The Securities and Exchange Commission hasn’t lost its patience with activist investors. But it is getting close.
In a speech this week to a conference of lawyers and bankers on mergers and acquisition sponsored by Tulane University, SEC Chair Mary Jo White, warned that hedge funds and others who push for new board members and other changes at companies need to watch what they say.
“It is not my intent to threaten the vibrancy of anyone’s practice,” White said, adding that she’s worked as a private sector lawyer, too. “But I do think it is time to step away from gamesmanship and inflammatory rhetoric that can harm companies and shareholders alike.”
White specifically addressed hedge fund activist Bill Ackman, although not by name, and his ultimately failed co-bid with drug company Valeant to take over rival Allergan. It was the first time White had addressed the deal or ones like it.
Ackman’s hedge fund bought shares of Allergan in a so-called toe-hold deal, before Valeant publicly announced its buyout offer, which Ackman knew was coming. Last year, a judge said there were serious questions as to whether Pershing and Valeant had broken insider trading rules but that it was up to the SEC to decide on these matters.
Ackman and Valeant eventually gave up on buying Allergan, which was bought earlier this year by another pharmaceutical rival Activis. Ackman has also found himself in hot water surrounding a market manipulation investigation involving lobbyists and consultants he hired related to high-profile bet against Herbalife. White didn’t address Herbalife.

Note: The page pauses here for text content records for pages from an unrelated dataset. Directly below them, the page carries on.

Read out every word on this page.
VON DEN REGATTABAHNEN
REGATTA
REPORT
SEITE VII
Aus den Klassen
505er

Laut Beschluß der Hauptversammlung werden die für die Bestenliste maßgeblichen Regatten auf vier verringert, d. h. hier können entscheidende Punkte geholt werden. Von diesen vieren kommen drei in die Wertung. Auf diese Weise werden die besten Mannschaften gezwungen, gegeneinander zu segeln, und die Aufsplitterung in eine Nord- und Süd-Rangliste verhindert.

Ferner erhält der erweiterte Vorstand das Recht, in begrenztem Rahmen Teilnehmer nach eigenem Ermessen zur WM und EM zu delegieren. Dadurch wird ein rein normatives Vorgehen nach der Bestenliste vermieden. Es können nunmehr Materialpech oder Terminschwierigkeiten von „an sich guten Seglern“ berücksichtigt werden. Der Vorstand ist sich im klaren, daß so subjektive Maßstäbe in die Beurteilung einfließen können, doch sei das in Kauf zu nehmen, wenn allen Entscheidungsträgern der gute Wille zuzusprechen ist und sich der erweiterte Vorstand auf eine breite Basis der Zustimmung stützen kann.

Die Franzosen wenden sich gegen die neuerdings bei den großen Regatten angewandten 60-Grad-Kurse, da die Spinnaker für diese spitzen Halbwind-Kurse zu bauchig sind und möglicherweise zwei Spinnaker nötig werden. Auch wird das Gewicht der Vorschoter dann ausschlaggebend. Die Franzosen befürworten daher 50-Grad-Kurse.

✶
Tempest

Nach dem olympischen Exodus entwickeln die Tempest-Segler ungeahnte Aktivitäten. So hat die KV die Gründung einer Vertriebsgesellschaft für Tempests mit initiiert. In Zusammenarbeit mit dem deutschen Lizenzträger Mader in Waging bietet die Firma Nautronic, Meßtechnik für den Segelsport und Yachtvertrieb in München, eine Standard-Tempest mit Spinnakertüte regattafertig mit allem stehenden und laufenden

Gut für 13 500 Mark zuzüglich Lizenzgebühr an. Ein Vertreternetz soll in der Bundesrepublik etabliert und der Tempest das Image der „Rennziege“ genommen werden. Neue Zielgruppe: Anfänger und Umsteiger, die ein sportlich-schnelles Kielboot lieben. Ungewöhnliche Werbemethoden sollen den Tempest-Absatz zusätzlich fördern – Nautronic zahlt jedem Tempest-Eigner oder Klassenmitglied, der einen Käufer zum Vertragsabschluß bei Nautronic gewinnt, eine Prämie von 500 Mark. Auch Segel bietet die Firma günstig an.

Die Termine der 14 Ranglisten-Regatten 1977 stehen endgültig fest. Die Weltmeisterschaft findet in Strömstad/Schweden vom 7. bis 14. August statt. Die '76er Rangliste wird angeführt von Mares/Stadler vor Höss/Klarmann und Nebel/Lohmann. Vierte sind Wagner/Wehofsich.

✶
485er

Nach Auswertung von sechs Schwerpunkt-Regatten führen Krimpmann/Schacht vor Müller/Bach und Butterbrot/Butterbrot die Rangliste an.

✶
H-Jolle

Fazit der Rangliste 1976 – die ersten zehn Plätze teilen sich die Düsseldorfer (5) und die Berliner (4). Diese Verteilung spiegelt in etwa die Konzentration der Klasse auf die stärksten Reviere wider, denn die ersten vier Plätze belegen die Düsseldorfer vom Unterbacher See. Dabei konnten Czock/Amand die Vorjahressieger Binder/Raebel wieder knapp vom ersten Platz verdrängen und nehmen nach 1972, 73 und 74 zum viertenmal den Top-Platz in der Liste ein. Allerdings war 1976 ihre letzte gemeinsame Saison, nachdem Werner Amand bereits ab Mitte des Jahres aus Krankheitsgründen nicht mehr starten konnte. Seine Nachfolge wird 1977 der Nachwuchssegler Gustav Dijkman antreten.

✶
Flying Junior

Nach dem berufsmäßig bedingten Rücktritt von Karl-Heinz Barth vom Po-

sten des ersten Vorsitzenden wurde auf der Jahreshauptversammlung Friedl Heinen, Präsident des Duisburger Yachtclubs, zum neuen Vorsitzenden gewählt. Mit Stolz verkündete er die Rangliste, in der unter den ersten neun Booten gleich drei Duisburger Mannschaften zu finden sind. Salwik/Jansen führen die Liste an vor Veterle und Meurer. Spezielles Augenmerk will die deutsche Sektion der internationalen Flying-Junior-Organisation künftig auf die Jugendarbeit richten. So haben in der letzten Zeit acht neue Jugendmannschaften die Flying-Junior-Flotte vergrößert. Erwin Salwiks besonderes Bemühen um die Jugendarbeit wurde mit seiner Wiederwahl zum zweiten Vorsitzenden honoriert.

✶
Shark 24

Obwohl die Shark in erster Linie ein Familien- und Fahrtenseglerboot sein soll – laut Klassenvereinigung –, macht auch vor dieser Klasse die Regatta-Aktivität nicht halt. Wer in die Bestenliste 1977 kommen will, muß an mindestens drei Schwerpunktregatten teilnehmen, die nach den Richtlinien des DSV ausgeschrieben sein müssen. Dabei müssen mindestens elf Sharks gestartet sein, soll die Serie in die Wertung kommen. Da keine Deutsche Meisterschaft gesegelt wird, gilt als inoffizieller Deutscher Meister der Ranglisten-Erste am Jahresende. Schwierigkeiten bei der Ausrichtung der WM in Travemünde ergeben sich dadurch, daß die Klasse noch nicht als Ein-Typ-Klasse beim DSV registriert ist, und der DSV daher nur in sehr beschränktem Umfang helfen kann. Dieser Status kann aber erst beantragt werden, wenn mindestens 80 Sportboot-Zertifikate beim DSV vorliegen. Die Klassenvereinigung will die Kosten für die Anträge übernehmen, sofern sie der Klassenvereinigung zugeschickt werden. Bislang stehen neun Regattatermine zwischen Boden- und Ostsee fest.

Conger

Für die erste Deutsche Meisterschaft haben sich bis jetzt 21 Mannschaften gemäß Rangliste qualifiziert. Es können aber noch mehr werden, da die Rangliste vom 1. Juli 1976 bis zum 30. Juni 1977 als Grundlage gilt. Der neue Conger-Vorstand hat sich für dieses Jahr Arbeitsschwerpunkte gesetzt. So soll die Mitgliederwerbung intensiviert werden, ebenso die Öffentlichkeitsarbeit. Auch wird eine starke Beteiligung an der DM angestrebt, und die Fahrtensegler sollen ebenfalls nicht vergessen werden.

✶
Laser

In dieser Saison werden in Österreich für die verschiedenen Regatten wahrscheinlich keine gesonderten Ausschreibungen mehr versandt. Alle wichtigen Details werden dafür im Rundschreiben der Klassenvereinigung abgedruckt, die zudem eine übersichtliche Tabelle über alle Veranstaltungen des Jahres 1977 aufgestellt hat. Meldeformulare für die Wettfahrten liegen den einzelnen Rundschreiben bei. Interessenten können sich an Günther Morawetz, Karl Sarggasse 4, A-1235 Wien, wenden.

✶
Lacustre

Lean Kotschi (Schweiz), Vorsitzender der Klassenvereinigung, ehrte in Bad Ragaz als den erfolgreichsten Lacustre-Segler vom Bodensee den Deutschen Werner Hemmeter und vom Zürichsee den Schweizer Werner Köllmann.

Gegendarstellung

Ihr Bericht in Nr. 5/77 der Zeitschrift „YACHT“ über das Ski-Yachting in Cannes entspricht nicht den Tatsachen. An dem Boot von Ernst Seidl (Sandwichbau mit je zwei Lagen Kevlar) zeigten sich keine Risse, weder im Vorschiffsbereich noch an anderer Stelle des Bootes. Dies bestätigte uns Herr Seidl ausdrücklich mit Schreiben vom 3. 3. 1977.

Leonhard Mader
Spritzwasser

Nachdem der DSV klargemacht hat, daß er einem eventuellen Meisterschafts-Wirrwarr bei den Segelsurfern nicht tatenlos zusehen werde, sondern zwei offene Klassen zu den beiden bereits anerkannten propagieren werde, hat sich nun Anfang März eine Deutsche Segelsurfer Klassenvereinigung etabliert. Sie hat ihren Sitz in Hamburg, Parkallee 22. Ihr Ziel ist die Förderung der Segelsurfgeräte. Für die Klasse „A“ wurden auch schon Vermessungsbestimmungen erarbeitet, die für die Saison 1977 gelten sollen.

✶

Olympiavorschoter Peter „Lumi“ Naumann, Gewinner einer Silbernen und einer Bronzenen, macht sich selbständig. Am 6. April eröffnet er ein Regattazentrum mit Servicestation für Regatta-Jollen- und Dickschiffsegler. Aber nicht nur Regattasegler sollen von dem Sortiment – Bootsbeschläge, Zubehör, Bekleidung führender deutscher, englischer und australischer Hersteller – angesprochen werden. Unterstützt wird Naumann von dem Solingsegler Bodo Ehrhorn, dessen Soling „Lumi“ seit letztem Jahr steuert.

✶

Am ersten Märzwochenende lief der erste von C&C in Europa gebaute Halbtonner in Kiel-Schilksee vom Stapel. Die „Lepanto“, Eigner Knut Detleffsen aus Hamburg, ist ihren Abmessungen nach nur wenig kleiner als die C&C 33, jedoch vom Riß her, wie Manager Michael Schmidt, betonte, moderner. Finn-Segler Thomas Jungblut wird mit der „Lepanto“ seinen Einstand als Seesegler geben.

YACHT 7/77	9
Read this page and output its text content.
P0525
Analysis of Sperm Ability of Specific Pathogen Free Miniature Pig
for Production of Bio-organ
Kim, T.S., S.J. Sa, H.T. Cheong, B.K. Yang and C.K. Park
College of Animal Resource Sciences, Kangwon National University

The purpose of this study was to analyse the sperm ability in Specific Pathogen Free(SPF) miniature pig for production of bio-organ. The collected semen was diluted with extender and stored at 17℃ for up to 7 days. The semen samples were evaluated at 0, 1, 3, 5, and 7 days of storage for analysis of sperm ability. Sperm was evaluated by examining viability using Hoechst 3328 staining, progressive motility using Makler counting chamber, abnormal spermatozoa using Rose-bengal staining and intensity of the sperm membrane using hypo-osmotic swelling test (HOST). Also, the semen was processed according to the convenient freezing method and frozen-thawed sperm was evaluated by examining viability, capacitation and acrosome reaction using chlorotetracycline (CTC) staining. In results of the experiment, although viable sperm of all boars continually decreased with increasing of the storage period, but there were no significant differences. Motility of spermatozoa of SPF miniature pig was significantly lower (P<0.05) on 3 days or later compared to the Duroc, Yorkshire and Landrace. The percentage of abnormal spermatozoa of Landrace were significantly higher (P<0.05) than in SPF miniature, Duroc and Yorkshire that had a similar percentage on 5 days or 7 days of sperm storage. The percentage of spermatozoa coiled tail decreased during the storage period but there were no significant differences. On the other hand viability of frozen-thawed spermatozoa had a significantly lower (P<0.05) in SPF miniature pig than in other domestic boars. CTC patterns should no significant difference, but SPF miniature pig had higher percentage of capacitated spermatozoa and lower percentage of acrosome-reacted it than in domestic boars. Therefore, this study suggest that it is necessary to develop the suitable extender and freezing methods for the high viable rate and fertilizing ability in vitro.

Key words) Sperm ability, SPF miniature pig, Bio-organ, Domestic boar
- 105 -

But the SEC chair did seem to discourage others from crafting shareholder referenda similar to what Ackman and Valeant attempted with Allergan. The two players had called for shareholders to vote in an informal referendum on the deal, rather than a formal tender offer. White worried that referenda could go under the radar and get around SEC rules. She said the SEC would look closely at similar proposals in the future.
The problem is that it’s really hard to make tender offers in toe-hold deals and not get accused of insider trading, which is why Ackman and Valeant avoided it. Insider trading rules are looser with informal shareholder referendums. White did not address the inconsistencies in the insider trading rules or the tender offer catch-22. Nevertheless, activists, you’ve been warned about toe-holds.
In general, White said there was an active debate about whether activists are good for the market and the economy, and that the SEC wasn’t going to take a side on the matter. But White said that activist investment funds now have $120 billion under management, up 30% from 2014. That’s a good sign that at least investors think activism is a good thing.
Editor’s note: A previous version of this story suggested that Bill Ackman’s Pershing Square Capital took a less than 5% stake in Allergan to avoid issuing a filing with the SEC. In fact, Ackman’s firm took a 9.7% stake in the firm and, as required, filed a disclosure with the SEC. Also, at present, Ackman has not been subject to allegations that he manipulated shares of Herbalife. Rather, consultants and lobbyists Ackman hired have been involved in such investigations.